1 Mémoires complets et authentiques du duc de Saint Simon, sur le siècle de Louis XIV et sur la régence, tome dix- huitième, Paris, rééd. 1829, p. 288-289, année 1720.
2 Sallentin, L’improvisateur français, tome XVII, Paris, 1805 ; Petit dictionnaire historique et chronologique d’éducation, ou recueil alphabétique des traits d’histoire ancienne et moderne, les plus propres à former le cœur et l’esprit de la jeunesse, Paris, 1819 ; Nouveau lavater complet ou réunion de tous les systèmes pour étudier et juger les hommes et les jeunes gens, Paris, 1840 ; Encyclopédiana. Recueil d’anecdotes anciennes, modernes et contemporaines tiré de tous les recueils de ce genre publiés jusqu’à ce jour de tous les livres rares et curieux touchant les mœurs et les usages des peuples, ou la vie des hommes illustres ; des relations de voyages et des mémoires historiques, des ouvrages des grands écrivains, de manuscrits inédits, Paris, 1843, etc.)

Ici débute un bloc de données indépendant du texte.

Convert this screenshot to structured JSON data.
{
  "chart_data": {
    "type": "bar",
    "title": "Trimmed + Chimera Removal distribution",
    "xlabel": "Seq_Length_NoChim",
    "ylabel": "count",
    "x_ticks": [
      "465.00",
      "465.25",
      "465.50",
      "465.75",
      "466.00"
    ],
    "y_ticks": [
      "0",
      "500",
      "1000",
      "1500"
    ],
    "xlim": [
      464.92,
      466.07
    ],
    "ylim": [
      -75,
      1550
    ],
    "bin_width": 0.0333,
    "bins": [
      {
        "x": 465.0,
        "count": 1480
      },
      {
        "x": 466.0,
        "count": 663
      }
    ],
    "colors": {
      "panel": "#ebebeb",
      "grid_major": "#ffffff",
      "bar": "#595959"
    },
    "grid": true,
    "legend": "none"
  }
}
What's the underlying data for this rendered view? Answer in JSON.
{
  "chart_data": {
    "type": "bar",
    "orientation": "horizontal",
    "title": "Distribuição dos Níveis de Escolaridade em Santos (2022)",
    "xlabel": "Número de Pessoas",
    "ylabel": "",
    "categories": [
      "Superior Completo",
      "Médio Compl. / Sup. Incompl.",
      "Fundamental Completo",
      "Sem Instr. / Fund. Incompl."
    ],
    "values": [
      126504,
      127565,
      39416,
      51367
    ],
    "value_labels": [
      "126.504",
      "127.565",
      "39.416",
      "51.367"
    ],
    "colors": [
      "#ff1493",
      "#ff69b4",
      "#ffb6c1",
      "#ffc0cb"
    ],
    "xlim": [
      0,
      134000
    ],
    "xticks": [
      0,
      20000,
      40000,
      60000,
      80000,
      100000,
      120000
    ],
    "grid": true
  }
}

3 Nouveau lavater complet ou réunion de tous les systèmes pour étudier et juger les hommes et les jeunes gens, Paris, 1840.




Bibliographie en rapport :
Le Moyen Age et les peintres français de la fin du XIXème siècle : Jean-Paul Laurens et ses contemporains, Château-musée de Cagnes-sur-Mer, 3 mai – 8 juin 1980, catalogue d’exposition, Cagnes sur Mer, 1980.